Hot Spot

An acquaintance of mine, Sally, is the ex-wife of one local fireman and the mother of another. She says no community is more tightly knit. “If you’re buying a house, you find a fireman with a real estate license. If you’re having construction done, you hire a fireman with those skills to do it.”

And now, if you’re hungry, you go to the Creekside Pub & Grille (9916 Holmes), which is co-owned by two firefighter families. The two-month-old establishment isn’t for firemen only, though lots of them hang out there, especially when there’s a game on the dozen or so TVs mounted around the bar and the dining room. The place is a noisy and raucous South Kansas City Cheers, where practically everyone knows your name — and your station number.

It’s run by two attractive Michelles: Michelle Ward, a former hairstylist and the wife of Keith Ward (KCFD Station 23), and Michelle Paulakovich — a restaurant veteran who started working at Fiorella’s Smokestack as a teen-ager and the wife of hockey-player-turned-fireman Chris Paulakovich (KCFD Station 18). Anyone who remembers this strip-center spot in any of its previous incarnations — Jimmy & Mary’s, Sherlock’s Steakhouse, The Corner South — will be shocked at its complete makeover. Keith and Chris, who run a part-time remodeling business, gutted and rebuilt the bar and gave the dreary old dining room new paint and fresh carpet.

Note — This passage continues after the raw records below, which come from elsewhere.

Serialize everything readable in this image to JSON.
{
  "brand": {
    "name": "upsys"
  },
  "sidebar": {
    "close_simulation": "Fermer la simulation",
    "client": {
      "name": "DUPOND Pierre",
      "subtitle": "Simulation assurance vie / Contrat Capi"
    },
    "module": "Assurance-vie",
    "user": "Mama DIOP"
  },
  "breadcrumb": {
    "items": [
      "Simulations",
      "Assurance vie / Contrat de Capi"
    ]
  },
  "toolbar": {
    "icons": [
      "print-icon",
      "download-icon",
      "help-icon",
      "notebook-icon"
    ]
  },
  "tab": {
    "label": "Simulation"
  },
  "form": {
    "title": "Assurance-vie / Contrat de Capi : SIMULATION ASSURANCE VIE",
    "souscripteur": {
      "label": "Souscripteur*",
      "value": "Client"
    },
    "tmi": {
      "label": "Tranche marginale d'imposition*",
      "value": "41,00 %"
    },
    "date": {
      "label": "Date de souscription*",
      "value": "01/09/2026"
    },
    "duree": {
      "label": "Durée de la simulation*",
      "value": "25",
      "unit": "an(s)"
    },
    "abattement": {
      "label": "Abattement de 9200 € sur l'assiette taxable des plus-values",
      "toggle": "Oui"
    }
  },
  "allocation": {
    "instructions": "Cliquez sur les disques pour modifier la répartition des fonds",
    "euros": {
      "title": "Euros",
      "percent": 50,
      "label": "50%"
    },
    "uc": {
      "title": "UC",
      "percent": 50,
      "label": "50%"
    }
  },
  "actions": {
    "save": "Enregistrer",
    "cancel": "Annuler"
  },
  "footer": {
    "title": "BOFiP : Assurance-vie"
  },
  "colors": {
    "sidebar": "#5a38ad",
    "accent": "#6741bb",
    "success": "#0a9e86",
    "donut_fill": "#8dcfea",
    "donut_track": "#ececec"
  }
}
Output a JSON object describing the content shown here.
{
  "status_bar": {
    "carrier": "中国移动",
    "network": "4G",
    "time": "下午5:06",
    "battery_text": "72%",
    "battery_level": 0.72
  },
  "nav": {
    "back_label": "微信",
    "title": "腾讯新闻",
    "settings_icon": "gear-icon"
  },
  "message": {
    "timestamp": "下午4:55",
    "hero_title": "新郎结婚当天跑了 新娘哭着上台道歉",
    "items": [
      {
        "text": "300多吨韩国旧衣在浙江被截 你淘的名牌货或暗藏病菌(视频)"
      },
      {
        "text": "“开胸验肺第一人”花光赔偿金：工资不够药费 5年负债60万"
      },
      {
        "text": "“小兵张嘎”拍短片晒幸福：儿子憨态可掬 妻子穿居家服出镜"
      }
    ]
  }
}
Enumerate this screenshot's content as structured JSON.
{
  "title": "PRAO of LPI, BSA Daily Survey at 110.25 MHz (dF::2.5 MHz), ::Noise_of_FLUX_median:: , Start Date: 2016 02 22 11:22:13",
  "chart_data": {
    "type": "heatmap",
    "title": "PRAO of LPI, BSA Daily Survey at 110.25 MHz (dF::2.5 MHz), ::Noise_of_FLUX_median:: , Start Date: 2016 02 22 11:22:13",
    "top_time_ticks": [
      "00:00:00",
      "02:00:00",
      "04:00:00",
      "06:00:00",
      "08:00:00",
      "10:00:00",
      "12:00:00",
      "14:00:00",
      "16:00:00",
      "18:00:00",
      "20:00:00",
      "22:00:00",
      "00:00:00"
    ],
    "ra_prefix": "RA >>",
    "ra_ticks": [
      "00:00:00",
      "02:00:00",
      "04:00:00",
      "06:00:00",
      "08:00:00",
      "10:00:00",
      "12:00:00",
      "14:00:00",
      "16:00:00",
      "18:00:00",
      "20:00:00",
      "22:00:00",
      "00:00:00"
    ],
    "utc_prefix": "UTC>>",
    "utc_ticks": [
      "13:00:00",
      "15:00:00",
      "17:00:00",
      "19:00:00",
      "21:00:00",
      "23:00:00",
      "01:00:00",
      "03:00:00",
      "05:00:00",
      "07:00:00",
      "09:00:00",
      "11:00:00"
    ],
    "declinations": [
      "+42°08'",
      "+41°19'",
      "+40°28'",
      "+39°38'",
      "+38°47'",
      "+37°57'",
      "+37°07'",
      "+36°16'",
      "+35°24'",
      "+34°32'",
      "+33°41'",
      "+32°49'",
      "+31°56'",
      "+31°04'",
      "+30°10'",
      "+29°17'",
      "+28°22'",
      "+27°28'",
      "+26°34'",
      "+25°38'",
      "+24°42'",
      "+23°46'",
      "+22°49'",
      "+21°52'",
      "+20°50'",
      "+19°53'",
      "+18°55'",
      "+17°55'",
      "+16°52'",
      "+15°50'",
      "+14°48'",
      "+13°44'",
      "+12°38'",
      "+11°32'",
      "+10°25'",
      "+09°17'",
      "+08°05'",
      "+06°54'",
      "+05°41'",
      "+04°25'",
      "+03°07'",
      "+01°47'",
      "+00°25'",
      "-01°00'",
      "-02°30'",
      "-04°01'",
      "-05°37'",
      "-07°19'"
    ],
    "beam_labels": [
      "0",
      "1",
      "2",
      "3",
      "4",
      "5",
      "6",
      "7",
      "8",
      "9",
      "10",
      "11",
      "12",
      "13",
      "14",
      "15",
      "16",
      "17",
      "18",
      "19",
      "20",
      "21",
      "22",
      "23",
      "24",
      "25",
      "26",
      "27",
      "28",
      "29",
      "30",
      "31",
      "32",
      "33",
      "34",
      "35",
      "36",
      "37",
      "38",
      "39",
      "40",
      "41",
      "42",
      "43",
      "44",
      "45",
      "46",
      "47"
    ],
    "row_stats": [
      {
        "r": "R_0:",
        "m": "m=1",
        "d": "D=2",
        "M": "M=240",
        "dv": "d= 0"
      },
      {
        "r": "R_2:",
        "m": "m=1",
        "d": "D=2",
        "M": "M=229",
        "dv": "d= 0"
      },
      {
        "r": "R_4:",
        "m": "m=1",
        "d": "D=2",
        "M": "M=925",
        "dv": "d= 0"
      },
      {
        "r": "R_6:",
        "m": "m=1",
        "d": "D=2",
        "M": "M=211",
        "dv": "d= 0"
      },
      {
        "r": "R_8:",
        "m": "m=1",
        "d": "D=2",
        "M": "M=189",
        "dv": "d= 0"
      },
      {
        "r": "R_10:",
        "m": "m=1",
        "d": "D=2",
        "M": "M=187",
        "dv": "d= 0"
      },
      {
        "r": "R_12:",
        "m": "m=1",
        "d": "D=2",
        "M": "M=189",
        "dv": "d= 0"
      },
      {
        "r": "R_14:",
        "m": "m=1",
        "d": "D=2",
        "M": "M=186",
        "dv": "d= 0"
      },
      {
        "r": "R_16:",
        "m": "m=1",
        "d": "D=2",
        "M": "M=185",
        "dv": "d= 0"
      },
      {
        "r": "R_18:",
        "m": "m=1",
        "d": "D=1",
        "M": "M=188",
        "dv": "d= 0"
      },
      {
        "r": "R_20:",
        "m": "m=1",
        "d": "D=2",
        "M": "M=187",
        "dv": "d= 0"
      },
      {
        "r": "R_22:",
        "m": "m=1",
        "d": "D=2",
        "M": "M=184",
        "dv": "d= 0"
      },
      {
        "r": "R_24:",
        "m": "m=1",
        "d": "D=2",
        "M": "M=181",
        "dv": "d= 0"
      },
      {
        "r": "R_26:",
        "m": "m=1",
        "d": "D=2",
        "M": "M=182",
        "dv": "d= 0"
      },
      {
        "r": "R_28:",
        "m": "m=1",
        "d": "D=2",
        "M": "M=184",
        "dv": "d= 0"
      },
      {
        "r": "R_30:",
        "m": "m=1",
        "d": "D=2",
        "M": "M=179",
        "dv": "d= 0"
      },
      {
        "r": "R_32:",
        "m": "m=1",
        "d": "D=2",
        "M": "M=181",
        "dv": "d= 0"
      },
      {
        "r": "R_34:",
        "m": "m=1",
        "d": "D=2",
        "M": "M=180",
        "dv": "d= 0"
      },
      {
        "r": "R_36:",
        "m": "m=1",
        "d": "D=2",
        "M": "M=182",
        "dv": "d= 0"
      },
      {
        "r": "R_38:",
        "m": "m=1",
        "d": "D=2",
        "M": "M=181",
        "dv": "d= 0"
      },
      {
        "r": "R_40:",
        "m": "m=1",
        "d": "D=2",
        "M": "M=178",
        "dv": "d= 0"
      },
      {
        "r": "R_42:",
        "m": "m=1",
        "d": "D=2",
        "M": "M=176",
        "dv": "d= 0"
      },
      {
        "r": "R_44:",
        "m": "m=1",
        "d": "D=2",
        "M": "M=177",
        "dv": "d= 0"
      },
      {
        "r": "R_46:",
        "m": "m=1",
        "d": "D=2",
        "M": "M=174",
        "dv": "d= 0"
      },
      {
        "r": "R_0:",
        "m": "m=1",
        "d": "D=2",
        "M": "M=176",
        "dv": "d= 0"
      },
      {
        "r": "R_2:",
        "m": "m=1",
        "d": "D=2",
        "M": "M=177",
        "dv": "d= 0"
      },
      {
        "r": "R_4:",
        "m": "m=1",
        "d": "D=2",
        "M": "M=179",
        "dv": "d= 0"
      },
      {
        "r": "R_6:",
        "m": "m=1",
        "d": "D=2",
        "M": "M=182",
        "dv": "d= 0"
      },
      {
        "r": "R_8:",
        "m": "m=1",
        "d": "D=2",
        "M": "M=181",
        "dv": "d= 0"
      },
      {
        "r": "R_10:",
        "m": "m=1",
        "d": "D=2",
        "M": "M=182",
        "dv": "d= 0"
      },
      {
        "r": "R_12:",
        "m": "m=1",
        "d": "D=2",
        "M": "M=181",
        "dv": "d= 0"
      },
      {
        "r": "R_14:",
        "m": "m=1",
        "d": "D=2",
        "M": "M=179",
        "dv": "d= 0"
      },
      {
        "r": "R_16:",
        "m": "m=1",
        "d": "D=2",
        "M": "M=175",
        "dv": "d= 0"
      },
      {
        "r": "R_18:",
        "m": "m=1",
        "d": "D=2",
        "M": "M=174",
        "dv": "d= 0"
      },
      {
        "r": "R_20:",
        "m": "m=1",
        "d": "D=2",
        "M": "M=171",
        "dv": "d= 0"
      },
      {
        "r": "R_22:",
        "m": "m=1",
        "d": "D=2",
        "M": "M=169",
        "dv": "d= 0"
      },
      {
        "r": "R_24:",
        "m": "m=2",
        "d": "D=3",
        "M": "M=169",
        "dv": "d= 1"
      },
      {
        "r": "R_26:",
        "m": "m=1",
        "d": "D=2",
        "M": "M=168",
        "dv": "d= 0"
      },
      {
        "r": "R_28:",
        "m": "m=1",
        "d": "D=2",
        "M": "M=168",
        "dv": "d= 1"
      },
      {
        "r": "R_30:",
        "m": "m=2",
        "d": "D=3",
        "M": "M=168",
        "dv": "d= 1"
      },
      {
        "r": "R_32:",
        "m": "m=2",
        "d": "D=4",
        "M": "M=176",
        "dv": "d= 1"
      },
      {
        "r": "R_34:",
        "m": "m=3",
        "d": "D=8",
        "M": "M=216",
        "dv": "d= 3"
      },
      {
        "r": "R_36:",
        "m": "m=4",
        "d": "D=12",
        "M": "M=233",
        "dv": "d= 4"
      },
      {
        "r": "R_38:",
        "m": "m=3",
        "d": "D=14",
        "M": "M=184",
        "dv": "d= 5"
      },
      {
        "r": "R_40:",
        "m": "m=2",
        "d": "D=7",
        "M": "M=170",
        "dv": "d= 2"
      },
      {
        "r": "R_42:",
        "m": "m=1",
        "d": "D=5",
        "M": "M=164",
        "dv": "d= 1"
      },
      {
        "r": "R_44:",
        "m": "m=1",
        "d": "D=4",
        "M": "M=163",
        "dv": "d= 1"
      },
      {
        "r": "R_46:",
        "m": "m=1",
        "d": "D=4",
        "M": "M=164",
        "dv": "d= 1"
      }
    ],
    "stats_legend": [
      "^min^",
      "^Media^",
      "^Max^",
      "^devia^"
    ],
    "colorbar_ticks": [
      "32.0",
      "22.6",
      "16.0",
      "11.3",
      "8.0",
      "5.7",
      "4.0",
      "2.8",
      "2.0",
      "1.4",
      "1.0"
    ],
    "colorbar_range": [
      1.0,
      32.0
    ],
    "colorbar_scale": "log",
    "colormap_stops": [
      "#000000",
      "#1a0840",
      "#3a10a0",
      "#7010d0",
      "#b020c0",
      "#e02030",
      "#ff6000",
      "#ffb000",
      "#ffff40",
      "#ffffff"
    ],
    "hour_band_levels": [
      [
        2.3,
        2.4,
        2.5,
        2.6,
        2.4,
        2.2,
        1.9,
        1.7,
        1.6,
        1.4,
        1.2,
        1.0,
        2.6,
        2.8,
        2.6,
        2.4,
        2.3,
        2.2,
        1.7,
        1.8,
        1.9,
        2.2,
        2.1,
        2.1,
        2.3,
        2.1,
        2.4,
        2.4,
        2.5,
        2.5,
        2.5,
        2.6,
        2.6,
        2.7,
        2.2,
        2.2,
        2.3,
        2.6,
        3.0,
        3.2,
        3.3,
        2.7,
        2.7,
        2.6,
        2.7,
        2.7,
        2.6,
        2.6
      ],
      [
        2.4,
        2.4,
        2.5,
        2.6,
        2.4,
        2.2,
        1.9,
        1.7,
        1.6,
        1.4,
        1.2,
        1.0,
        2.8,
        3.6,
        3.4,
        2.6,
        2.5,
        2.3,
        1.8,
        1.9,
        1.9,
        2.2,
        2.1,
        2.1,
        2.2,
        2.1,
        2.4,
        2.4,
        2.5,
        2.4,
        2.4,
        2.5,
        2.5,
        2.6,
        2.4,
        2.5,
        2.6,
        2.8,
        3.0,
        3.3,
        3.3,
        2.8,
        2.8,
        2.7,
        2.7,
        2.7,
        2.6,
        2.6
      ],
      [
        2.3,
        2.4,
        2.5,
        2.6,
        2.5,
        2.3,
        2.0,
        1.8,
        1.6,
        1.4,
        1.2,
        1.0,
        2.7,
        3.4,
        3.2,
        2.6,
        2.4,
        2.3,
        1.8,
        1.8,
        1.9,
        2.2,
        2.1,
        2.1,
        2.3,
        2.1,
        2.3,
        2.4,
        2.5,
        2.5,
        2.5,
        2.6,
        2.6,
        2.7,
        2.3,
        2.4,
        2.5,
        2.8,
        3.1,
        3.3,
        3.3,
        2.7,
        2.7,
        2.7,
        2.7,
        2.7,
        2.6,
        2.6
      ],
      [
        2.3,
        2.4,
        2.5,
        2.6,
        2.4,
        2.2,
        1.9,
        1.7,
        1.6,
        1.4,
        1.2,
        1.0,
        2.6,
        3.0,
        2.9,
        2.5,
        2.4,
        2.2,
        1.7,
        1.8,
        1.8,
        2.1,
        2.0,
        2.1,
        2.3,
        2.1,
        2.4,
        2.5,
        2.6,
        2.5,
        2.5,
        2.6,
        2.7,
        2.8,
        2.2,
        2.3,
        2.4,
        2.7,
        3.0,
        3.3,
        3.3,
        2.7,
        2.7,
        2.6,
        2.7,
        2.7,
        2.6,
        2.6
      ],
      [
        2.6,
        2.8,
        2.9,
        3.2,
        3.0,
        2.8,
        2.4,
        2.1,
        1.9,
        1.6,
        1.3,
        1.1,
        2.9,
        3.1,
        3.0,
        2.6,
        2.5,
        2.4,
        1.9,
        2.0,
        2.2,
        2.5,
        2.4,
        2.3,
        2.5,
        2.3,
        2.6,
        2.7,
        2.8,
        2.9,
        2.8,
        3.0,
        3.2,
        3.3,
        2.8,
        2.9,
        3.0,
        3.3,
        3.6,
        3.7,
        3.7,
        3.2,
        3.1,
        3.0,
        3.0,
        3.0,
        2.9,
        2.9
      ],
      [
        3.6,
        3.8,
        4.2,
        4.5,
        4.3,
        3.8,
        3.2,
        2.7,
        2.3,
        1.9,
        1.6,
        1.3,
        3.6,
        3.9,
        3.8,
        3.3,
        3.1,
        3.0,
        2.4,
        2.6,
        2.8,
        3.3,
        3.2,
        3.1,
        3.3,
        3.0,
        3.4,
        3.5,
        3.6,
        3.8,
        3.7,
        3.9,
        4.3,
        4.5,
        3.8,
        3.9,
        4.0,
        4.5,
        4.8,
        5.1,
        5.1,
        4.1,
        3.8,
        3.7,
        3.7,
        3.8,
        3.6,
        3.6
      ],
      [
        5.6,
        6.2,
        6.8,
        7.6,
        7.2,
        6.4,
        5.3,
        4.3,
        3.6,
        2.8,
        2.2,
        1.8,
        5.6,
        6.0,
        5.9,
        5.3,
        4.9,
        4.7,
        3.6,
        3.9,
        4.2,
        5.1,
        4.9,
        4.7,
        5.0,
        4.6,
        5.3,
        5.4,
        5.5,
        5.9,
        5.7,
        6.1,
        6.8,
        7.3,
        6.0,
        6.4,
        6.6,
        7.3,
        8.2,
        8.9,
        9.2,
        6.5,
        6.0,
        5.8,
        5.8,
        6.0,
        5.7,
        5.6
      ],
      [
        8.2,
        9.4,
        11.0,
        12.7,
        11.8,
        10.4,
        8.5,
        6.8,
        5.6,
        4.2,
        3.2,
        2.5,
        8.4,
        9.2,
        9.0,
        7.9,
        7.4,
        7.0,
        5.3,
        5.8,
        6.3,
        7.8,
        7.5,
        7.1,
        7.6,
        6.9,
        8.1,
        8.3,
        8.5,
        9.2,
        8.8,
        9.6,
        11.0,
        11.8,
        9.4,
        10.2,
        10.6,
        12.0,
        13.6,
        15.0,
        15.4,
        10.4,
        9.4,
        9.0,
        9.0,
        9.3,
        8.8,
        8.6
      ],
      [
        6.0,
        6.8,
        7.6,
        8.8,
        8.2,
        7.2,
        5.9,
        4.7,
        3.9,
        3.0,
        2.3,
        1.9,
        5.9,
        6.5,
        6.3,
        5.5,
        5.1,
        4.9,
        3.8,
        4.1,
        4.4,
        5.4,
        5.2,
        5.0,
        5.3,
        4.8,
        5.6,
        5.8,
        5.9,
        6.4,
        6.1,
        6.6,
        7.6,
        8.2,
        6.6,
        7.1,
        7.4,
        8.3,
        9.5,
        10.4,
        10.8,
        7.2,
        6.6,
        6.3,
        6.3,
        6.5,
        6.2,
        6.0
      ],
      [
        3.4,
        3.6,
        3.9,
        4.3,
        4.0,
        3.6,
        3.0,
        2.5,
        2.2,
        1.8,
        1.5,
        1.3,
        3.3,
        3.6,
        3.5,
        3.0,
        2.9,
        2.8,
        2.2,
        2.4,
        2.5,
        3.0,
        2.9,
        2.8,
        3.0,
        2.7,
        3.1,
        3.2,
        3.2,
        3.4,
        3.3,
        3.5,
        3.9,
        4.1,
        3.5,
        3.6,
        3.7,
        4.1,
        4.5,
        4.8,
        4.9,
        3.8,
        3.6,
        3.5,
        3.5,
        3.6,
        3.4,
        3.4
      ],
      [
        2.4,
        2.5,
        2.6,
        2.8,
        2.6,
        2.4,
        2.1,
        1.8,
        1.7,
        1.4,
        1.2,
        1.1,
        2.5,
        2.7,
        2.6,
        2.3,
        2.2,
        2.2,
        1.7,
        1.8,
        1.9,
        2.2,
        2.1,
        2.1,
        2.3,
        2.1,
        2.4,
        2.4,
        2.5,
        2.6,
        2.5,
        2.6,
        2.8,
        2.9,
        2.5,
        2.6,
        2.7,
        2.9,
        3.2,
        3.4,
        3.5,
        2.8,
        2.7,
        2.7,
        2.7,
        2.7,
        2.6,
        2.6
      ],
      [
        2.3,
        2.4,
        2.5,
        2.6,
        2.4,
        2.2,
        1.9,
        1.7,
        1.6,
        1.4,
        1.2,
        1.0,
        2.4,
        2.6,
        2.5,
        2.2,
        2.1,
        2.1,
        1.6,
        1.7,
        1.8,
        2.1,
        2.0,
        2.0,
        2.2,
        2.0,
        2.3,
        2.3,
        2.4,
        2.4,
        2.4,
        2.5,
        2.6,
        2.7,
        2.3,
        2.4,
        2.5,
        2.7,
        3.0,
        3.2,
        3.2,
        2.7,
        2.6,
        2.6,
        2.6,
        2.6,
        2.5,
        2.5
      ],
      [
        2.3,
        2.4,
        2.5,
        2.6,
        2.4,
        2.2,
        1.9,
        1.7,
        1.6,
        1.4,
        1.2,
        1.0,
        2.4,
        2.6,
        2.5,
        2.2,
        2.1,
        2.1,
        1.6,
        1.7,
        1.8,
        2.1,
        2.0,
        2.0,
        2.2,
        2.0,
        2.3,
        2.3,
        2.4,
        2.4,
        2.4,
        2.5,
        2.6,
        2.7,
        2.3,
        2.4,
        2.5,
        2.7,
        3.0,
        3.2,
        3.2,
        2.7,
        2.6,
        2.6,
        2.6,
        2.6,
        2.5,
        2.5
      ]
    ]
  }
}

The Creekside Pub & Grille serves the kind of fare you’d expect to find in a Kansas City saloon (fried onion rings, burgers, nachos) and some unexpected offerings, too, including homemade soups and fish and chips as well as a cilantro-spiced pulled-pork sandwich, a veggie wrap and a grilled Reuben stacked with corned beef.

Michelle Paulakovich’s father, Leon Nussbeck, a sports memorabilia collector, covered the walls with photos, framed jerseys (including one from Baltimore Orioles player Mark Nussbeck, Michelle’s brother) and athletic gear. Sister-in-law Ann Paulakovich is working as the restaurant’s night manager, and both husbands pitch in if they’re off-duty.

Their reason for taking on the project? “We’re lifelong Southsiders, and there wasn’t much out here for us,” Michelle Paulakovich explains. “Everything new is being opened on the Plaza or in Johnson County. We saw there was a niche waiting to be filled.”

And sure enough, the place has been busy since the day it opened. Even the first Wednesday’s Taco Night took them by surprise. “We were having people order thirty or forty tacos at a time,” Michelle Ward says. “My arms are still sore from making tacos nonstop until we closed up.”